ILRI Research Computing

This is an old revision of the document!

########################## # Run Blast using sbatch # ##########################

1) create a new sbatch file (call it blast.sbatch) with the following heading. The #! MUST be the first line of the file. This tells the computer (or in this case snatch) to run the code using the bash shell interpreter.

#!/bin/bash #SBATCH -p highmem #SBATCH -n 8

Normally any other # used in a bash script file means a comment follows. However since we are executing the sbatch file using sbatch command (see below) SBATCH knows to look for #SBATCH and use the information that follows. Here we are telling the SBATCH file to use the highmem partition (the mammoth server) and use 8 CPUs to perform the calculation. It is also important to tell that program you are running that it has 8 CPUs available so it will use them, else you will be reserving 8 CPUs but only using one.

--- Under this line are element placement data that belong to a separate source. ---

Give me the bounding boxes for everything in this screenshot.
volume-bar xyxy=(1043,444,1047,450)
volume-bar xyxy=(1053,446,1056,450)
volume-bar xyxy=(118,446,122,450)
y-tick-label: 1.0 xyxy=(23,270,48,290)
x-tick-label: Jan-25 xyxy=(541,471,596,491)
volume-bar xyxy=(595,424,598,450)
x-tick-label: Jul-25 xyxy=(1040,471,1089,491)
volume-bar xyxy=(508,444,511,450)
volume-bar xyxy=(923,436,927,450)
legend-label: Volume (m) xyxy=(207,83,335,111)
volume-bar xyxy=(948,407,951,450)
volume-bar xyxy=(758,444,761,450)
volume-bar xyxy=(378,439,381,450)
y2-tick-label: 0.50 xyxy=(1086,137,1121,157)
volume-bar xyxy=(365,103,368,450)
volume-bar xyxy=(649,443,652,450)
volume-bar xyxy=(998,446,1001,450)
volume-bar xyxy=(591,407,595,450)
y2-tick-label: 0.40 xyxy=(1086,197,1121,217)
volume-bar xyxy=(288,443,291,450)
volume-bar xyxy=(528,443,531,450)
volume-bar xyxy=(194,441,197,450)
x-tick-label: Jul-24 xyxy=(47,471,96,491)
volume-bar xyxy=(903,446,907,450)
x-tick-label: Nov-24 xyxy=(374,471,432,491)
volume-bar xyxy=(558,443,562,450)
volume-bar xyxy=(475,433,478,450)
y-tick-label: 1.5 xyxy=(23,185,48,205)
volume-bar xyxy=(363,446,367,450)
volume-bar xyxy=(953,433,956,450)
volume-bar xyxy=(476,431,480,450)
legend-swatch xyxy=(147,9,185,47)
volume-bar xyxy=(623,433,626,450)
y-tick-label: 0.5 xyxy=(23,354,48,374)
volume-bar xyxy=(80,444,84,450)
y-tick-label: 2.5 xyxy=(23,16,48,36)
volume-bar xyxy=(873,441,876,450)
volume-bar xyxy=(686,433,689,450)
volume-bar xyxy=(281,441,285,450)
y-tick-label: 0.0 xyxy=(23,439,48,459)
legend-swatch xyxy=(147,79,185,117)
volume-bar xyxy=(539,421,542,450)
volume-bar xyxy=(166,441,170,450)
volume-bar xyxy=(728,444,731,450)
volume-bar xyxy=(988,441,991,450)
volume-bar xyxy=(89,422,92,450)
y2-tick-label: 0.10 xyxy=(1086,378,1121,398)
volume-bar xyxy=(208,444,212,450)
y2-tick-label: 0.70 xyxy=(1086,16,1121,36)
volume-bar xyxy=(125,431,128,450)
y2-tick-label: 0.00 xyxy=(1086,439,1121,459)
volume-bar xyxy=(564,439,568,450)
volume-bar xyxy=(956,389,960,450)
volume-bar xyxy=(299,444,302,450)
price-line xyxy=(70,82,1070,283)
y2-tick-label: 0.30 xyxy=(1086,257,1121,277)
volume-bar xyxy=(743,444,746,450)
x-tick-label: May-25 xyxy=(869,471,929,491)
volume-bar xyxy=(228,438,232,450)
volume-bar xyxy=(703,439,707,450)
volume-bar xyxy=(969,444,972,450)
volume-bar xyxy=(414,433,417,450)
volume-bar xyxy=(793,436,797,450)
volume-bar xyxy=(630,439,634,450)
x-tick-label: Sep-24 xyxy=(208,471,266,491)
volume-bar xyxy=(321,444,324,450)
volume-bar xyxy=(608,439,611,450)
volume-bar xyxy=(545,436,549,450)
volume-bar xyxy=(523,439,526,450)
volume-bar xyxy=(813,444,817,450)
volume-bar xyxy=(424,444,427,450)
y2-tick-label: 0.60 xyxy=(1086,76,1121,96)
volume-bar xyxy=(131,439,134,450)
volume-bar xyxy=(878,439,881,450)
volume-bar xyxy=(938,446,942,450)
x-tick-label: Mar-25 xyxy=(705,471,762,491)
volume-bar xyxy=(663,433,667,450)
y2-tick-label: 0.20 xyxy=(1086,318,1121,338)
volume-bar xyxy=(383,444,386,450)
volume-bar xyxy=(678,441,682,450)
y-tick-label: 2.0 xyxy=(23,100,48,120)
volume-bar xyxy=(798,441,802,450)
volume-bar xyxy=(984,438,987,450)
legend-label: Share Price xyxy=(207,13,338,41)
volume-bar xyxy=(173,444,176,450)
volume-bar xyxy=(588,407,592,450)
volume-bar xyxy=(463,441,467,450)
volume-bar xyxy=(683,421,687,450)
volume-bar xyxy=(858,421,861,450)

2) There are several different job managers and different ways of setting up HPC computer systems. In practice I prefer not to assume that a job that is submitted to a different server will know how to find the different commands or even files. So I like to include the full paths for both. In order to find where the blastx command is located I simply type:

module load blast which blastx # note this will only work if you already have the blast module loaded. /export/apps/blast/2.2.28+/bin/blastx

From Alan's Blast sbatch script example on the wiki, I also know where the nr database is

/export/data/bio/ncbi/blast/db/nr

3) Edit the contigs.fa.nr.sbatch file to include all changes. Final script looks like this:

#!/bin/bash

#SBATCH -p highmem #SBATCH -n 8

/export/apps/blast/2.2.28+/bin/blastx -db /export/data/bio/ncbi/blast/db/nr -query /home/mkatari/ndl06-132-velvet31/contigs.fa -out /home/mkatari/ndl06-132-velvet31/contigs.fa.nr -num_threads 8 -outfmt 6 -evalue 0.00001

4) Run the sbatch file. As soon as you run the file a job id will be assigned to your submission.

sbatch blast.sbatch

You can check the status of all jobs on the cluster by typing:

squeue

You can check the details of your specific job by typing:

scontrol show job <your jobid>

You can cancel your job by running

scancel <your jobid>

The standard output of your job is redirected to a file called

slurm-<your jobid>.out